I think about how easily it could have been my father. My well-dressed father with his Infiniti SUV with the personalized license plates, who bought real estate in East Oakland about a year ago and has realized first-hand, since then, how harsh and cold a city Oakland is. We in our safe little bubble of suburbia often forget how the rest of the world lives. My father now calls Oakland "a vicious place." Until a year ago, he thought such things existed only in the movies: gang wars and auto thefts; people exchanging money for drugs on street corners in broad daylight; rampant, blatant crime and destruction and acts of violence. Oakland opened his eyes. Oakland has further opened our eyes in the past two weeks: such things are not supposed to happen to those we love and know.
A week ago, I remarked to my sister, "I'd be really excited about how good I'm getting at using Adobe Illustrator again, if it weren't for the fact that it's for such a sad thing." That was the night that, while I redesigned missing-person flyers, she had to stand in front of the crowds at the UC Berkeley MSA's Eid banquet and deliver the statement her friend, Dr. Attari's daughter, had asked her to read in her place. I know how difficult and emotionally taxing this was, since my sister relayed it all to me first-hand. One of the most difficult things, for her, was to see her classmates walk around laughing, dressed to the nines in their Eid finery, even though they all know H and know her mother is missing.
"But it doesn't hit some people as hard," I tried to explain to her. "If H weren't your best friend and you weren't so involved in this, it probably wouldn't hit me and Ummy and Daddy as hard either."
"Not even if it were someone you knew as an acquaintance? Or any of the Muslim people you went to school with?"
"No," I said bluntly. "Not even then. I wouldn't spend so much time on it. Probably just forward out a few emails, and feel bad for a couple days, and... yeah, that's it." My friend D doesn't call me a heartless bastard for nothing.
But when you've watched your sister and her best friend get to know one another and grow together during their university years, when you've photographed them with silly expressions in the moonlight outside Barrows Hall after leaving the UC Berkeley Fast-a-Thon during Ramadan and listened to all their anecdotes about one another and lunched with them at Julie's and laughed at their being married to each other on Facebook, when you've been to the lovely, gracious older sister's wedding and eaten their mother's homecooked, delicious food and smiled at the image of their father serenely washing dishes at the kitchen sink, when you've attended community vigils in Oakland and San Jose and seen grown men cradle candles, symbols of hope, in their huge hands as gently as if they were holding fragile babies, then you can't help but care a whole lot more.
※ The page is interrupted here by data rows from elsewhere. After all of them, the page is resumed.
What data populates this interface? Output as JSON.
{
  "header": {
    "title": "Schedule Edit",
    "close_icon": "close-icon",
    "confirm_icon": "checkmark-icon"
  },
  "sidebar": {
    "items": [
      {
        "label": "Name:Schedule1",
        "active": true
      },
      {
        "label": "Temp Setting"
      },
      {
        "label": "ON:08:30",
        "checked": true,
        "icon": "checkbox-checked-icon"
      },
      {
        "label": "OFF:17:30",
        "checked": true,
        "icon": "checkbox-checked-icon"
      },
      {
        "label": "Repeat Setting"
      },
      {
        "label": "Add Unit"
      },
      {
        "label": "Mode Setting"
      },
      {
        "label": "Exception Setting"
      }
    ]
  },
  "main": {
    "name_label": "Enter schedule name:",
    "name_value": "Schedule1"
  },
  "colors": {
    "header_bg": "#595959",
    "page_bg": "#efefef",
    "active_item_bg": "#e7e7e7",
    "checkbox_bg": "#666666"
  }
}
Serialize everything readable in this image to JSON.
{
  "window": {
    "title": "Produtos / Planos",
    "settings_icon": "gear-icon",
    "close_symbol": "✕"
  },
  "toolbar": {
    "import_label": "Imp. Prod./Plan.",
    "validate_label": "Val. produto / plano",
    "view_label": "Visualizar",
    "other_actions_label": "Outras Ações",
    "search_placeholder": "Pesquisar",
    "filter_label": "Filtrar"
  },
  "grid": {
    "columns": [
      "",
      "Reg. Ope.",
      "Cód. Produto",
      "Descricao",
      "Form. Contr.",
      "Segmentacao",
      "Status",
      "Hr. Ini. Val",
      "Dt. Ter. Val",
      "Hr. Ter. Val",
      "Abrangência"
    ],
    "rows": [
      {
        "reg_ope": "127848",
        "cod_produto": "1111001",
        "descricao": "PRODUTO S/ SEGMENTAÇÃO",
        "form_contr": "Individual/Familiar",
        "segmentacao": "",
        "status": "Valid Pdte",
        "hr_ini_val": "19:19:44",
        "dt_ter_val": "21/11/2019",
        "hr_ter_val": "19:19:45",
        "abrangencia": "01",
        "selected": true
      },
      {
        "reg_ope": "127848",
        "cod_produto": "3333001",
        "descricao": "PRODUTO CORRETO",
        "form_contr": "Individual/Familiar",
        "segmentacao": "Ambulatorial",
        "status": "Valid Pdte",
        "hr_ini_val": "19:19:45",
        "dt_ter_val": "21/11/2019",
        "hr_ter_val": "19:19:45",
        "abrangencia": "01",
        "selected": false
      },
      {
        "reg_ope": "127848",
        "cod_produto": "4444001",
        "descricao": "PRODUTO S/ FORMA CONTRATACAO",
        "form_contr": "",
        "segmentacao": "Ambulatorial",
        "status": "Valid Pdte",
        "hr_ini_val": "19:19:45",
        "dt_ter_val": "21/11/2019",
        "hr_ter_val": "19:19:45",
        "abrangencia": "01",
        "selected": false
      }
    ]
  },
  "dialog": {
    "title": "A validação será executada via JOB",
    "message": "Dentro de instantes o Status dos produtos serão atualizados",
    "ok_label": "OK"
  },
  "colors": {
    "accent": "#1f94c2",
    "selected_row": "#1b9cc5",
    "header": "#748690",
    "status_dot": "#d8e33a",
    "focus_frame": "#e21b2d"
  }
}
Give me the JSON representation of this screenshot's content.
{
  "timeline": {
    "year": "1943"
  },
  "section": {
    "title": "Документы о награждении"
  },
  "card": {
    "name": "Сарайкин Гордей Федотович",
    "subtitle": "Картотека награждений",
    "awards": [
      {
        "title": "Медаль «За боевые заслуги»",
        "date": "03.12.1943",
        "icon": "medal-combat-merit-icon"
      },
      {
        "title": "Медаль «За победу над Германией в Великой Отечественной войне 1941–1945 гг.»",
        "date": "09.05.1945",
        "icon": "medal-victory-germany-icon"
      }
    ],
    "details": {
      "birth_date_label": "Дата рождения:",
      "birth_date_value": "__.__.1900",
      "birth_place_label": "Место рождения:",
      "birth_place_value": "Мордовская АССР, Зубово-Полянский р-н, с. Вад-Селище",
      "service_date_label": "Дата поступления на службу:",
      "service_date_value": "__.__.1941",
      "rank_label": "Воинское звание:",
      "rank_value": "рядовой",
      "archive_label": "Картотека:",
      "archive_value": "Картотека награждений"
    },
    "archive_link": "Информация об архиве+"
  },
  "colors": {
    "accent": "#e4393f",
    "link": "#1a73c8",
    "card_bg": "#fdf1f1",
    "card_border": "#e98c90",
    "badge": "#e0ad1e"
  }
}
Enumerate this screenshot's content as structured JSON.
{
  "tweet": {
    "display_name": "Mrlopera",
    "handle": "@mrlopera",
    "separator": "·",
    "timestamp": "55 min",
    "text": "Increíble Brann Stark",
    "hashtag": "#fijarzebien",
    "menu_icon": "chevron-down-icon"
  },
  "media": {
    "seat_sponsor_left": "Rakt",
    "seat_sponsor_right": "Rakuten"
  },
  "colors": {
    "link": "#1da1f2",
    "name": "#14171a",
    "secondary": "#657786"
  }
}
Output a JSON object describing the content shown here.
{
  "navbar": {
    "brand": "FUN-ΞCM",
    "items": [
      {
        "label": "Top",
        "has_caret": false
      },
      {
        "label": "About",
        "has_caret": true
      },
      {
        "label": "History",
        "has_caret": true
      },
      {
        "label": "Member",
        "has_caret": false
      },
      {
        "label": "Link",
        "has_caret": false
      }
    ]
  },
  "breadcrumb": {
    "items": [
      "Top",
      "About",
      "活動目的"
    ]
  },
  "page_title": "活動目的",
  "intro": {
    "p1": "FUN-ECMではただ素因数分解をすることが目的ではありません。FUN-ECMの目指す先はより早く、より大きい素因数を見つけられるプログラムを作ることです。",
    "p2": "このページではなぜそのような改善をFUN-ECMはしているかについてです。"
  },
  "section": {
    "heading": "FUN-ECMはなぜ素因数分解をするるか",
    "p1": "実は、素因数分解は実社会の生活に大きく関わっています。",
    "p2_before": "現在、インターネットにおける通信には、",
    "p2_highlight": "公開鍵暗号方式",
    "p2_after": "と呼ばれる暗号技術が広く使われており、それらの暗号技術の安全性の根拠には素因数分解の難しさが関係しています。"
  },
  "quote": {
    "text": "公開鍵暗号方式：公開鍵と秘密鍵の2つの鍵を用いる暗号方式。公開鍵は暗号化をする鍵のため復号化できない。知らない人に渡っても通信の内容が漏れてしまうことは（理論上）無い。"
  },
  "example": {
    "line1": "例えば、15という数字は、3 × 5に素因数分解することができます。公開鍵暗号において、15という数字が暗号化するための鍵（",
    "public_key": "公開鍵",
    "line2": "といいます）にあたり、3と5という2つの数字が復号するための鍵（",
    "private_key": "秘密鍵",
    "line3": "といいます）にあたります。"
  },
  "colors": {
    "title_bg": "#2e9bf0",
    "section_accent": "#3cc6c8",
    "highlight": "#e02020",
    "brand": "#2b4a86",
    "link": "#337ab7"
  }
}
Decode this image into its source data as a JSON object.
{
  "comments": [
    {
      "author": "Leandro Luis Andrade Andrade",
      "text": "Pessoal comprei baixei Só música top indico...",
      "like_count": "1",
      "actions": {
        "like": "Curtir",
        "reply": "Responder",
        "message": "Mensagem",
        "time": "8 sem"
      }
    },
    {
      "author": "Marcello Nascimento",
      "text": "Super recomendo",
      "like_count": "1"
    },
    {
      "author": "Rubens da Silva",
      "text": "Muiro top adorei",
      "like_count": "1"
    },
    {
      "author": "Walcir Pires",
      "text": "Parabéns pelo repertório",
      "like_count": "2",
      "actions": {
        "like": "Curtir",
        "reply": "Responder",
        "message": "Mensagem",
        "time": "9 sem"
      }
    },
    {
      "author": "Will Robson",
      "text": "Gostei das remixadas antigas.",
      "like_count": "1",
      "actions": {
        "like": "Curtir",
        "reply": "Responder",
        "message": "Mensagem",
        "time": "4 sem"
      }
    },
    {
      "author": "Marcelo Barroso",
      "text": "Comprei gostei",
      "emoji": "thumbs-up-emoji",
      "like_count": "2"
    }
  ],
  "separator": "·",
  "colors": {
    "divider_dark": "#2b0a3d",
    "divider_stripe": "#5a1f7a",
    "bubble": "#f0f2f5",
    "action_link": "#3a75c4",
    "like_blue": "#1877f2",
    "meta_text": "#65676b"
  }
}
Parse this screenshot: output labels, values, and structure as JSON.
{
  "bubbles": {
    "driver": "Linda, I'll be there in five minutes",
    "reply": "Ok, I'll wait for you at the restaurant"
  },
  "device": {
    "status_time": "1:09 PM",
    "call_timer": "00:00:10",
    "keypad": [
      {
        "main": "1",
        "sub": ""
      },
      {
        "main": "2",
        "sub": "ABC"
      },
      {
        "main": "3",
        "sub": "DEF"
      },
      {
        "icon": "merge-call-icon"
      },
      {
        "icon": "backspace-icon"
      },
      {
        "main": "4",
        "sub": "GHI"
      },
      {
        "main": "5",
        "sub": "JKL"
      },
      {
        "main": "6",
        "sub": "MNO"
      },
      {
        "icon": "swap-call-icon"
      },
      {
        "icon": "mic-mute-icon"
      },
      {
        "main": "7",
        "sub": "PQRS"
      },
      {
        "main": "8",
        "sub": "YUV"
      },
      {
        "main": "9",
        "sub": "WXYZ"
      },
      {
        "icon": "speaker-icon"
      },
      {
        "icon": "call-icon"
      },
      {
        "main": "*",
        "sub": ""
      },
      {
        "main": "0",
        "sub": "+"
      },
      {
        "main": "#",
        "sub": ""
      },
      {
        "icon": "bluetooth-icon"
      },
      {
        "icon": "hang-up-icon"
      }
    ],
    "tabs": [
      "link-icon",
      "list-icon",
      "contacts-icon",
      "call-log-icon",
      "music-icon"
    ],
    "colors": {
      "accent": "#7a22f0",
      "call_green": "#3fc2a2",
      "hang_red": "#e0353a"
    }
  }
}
"The worst thing must be to not know anything, one way or another," I said helplessly to my brother a few days ago. "To not have -"
"Closure," he finished.
"But at least, this way, they have hope, and that's the most important thing they need right now."
I can't even begin to imagine the massive amounts of hope it must take to walk around and function and continue your daily life step-by-step, to return to school and work and concentrate on people's words when in reality you're just standing at the edge of the earth, longing for the one person who, as her older daughter put it, makes everything perfect, who puts everything in place, whose absence leaves a heartbreaking void.
I've never known two weeks to feel so long before.
All I can wish for the Attari family is:
Only good things
No in-betweens just
Peace and love.
And all the strength and hope they could ever need.